I'm building a large CLI app with lots of commands and options, some of which are reused among commands. I'm using the yargs library and I find myself creating helper functions like the following:

const withFoo = (yargs: Argv) =>
    yargs.option('foo', {
        type: 'string',
    });

const withBar = (yargs: Argv) =>
    yargs.option('bar', {
        type: 'string',
    });

and them using them like this:

const bazOptionsBuilder = (yargs: Argv) =>
    withFoo(withBar(yargs)).option('baz', { type: 'string' });

Now, I wanted to create a helper function to reduce nesting, that I could do this instead:

const bazOptionsBuilder = withOptions(
    withFoo,
    withBar,
    /* ... possibly more here */
    (yargs) => yargs.option('baz', { type: 'string' }),
);

It's relatively trivial to implement the withOptions function, but I'm struggling with typing it. So far, I've come up with:

import { Argv } from 'yargs';
type YargsBuilder<A extends Argv> = (y: Argv) => A;
type ArgsOf<T> = T extends Argv<infer A> ? A : never;

export function withOptions<A extends Argv<any>, B extends Argv<any>>(
    a: YargsBuilder<A>,
    b: YargsBuilder<B>,
): YargsBuilder<Argv<ArgsOf<A> & ArgsOf<B>>>;
export function withOptions<A extends Argv<any>, B extends Argv<any>, C extends Argv<any>>(
    a: YargsBuilder<A>,
    b: YargsBuilder<B>,
    c: YargsBuilder<C>,
): YargsBuilder<Argv<ArgsOf<A> & ArgsOf<B> & ArgsOf<C>>>;
// ... and more ...

but this forces me to write typings for any number of arguments to withOptions . Is it possible to create a single type signature for withOptions that will say tell typescript for any number of passed in YargsBuilder s, the return type will be the union of all those types?

Answer 1

Why not pass all options as a configuration object?

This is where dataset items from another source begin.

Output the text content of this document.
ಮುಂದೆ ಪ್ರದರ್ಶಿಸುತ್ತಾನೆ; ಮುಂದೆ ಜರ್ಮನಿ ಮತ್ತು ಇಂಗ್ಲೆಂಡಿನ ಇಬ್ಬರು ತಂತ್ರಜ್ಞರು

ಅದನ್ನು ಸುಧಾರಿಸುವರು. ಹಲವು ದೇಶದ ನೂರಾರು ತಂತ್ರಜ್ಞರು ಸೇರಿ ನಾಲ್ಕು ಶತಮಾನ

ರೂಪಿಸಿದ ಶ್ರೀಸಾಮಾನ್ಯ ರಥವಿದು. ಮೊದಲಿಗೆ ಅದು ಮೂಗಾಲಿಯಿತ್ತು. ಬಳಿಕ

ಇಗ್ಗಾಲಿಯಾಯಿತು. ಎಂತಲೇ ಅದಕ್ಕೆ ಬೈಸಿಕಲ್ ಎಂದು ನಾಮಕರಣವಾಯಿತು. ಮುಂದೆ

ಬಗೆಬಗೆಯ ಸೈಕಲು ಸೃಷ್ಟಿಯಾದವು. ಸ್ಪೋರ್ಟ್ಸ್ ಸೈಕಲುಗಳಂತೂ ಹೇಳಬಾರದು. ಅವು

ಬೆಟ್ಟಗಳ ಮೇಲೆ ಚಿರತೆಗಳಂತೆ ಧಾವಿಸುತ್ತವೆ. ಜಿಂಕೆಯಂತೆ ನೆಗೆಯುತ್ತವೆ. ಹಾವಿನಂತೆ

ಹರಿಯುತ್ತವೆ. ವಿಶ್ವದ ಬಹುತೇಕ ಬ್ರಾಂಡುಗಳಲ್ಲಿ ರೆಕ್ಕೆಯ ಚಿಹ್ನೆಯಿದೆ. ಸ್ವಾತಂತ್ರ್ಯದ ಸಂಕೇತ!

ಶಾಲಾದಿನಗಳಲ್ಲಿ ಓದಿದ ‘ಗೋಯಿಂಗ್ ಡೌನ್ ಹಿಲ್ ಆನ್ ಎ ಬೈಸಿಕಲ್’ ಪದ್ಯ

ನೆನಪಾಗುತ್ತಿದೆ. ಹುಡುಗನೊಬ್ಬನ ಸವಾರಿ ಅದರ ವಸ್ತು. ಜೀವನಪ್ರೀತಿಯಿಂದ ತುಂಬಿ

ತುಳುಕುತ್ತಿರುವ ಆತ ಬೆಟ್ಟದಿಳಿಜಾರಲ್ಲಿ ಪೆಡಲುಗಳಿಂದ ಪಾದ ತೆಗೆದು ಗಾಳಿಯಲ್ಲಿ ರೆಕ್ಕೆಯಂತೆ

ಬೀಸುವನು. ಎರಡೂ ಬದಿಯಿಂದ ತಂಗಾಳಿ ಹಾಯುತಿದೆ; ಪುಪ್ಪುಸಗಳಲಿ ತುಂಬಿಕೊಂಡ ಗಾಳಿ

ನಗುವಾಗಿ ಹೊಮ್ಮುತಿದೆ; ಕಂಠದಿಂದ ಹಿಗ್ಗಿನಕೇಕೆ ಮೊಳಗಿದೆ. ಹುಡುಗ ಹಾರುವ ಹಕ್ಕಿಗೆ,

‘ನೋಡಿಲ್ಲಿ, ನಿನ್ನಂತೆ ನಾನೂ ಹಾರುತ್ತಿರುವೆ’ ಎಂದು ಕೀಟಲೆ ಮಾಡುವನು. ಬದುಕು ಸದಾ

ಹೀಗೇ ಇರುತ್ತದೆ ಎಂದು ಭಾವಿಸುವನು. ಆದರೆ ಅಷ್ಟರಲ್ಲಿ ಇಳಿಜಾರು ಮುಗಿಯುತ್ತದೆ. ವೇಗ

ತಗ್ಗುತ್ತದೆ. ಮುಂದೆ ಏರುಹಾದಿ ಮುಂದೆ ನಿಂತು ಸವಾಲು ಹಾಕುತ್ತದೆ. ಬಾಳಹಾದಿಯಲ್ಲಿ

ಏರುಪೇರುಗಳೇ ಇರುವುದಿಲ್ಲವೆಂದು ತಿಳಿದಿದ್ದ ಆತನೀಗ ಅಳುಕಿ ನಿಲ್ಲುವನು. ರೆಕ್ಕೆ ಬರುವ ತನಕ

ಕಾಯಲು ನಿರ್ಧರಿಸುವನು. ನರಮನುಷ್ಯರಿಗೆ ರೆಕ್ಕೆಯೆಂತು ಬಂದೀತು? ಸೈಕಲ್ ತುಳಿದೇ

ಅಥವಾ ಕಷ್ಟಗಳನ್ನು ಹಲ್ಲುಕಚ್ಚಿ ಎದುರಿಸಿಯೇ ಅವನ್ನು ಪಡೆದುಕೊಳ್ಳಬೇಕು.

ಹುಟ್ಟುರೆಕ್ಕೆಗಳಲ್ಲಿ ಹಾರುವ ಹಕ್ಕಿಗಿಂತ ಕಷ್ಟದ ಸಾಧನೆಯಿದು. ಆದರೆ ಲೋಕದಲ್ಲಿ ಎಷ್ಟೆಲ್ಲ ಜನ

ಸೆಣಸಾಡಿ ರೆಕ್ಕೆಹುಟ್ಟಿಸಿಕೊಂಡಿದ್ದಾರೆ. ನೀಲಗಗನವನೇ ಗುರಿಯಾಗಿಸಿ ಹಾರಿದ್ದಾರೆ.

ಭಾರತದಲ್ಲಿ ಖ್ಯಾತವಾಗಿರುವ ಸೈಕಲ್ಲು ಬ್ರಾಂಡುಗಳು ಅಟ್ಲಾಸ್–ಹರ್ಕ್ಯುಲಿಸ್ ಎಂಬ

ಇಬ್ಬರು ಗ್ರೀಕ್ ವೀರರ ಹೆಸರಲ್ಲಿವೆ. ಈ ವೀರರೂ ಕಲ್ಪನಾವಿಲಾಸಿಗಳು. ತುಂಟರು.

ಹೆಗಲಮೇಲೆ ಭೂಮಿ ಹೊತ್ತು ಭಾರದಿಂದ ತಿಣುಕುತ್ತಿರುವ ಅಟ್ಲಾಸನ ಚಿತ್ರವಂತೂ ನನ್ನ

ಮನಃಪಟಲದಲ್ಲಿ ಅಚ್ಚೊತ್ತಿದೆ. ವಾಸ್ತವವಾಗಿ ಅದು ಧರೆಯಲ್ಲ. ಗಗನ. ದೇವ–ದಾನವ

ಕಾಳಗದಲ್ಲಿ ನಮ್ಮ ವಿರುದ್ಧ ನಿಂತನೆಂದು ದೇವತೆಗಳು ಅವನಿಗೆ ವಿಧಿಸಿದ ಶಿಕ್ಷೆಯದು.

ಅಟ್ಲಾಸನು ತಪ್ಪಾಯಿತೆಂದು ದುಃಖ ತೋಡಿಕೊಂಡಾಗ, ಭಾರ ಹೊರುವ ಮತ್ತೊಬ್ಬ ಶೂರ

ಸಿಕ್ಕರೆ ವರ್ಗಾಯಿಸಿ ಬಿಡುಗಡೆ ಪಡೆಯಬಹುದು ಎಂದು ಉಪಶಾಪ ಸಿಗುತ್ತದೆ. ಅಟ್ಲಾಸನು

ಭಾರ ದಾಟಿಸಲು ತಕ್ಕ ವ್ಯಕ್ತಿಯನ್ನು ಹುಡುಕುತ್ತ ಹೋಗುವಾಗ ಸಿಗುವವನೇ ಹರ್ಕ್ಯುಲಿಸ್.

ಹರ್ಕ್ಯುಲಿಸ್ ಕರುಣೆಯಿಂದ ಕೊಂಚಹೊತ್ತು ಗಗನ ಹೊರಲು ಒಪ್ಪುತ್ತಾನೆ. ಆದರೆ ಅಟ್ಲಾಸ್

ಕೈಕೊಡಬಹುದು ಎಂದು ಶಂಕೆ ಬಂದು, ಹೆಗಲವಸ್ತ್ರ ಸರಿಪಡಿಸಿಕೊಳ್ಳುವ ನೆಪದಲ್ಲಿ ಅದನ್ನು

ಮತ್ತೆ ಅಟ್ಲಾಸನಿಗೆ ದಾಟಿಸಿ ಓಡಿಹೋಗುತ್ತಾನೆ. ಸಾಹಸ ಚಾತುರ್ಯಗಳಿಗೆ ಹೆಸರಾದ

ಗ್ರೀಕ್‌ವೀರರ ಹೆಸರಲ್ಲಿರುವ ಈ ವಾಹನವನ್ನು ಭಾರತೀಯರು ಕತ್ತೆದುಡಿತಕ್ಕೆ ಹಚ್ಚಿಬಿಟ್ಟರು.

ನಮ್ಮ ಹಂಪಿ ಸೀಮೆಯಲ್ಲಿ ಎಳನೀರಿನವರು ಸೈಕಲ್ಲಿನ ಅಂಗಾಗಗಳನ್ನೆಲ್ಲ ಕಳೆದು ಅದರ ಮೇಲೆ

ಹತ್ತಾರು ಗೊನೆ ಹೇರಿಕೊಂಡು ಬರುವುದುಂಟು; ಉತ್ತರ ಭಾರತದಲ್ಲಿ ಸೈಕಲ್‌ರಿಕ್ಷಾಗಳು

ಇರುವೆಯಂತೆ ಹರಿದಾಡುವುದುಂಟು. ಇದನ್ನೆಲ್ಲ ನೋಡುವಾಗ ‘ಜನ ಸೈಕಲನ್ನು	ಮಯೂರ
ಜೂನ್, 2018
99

Different languages support different tools for providing optional arguments, and while builders may be your only option in some other languages, configuration object is more idiomatic approach in JS, and yargs supports this it as well:

.options(key, [opt])

Optionally .options() can take an object that maps keys to opt parameters.

 var argv = require('yargs') .options({ 'f': { alias: 'file', demandOption: true, default: '/etc/passwd', describe: 'x marks the spot', type: 'string' } }) .argv ;

So, in your case, it becomes sth like:

yargs.options({
  'foo': {
    type: 'string'
   },
   'bar': {
     type: 'string'
   },
   'baz': {
     type: 'string'
   },
})

You can extract some options to constants:

const fooOption = {
  'foo': {
      type: 'string'
  }
} as const;

const barOption = {
  'bar': {
      type: 'string'
  }
} as const;

const bazOption = {
  'baz': {
      type: 'string'
  }
} as const;

yargs.options({
    ...fooOption,
    ...barOption,
    ...bazOption
});

Answer 2

Yes it is possible but not simple. You may want to consider structuring your code differently as others have suggested; I am not familiar with yargs so I can't comment on that.

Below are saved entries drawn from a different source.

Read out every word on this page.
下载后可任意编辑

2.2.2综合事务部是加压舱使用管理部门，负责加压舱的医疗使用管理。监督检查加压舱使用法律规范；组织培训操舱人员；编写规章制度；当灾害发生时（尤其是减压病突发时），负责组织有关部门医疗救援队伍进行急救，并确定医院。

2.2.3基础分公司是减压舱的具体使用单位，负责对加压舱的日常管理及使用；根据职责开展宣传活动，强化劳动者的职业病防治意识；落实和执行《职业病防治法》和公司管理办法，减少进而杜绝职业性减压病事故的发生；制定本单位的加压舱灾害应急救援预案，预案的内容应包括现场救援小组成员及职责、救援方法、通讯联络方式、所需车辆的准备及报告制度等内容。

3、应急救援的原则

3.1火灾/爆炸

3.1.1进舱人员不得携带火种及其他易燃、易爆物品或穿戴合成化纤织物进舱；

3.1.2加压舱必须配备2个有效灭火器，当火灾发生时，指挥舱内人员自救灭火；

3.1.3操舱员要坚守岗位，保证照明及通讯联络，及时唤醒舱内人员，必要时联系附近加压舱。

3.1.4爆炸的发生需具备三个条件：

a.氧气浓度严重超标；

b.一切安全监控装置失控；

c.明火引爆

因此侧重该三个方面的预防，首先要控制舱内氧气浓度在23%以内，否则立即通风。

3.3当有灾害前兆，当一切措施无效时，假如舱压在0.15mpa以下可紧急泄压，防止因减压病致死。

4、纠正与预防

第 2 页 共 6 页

This solution uses two one-off type aliases, you can just copy and paste them into their usage to remove them, or structure them differently depending on how you may want to type things within the function.

Playground Link

// https://stackoverflow.com/a/50375286/2398020
type UnionToIntersection<U> = 
    (U extends any ? (k: U) => void : never) extends ((k: infer I) => void) ? I : never;

type YargsBuilder<A extends Argv> = (y: Argv) => A;

type _getYargBuildersTypeUnion<A extends YargsBuilder<any>[]> = {
    [K in keyof A]: A[K] extends YargsBuilder<Argv<infer T>> ? T : never 
}[Exclude<keyof A, keyof []>];

type _withOptionsResult<A extends YargsBuilder<any>[]> =
    YargsBuilder<Argv<UnionToIntersection<_getYargBuildersTypeUnion<A>>>>

export function withOptions<A extends YargsBuilder<any>[]>(...args: A): _withOptionsResult<A>;
export function withOptions(...args: YargsBuilder<any>[]): YargsBuilder<any> {
    return null as any; // TODO
}

Test usage:

// YargsBuilders
const A0 = (arg: Argv<{ x: string }>) => arg;
const A1 = (arg: Argv<{ five: 5 }>) => arg;
const A2 = (arg: Argv<{ ids: number[] }>) => arg;

const X = withOptions(A0, A1, A1, A2);
// const X: YargsBuilder<Argv<{
//     x: string;
// } & {
//     five: 5;
// } & {
//     ids: number[];
// }>>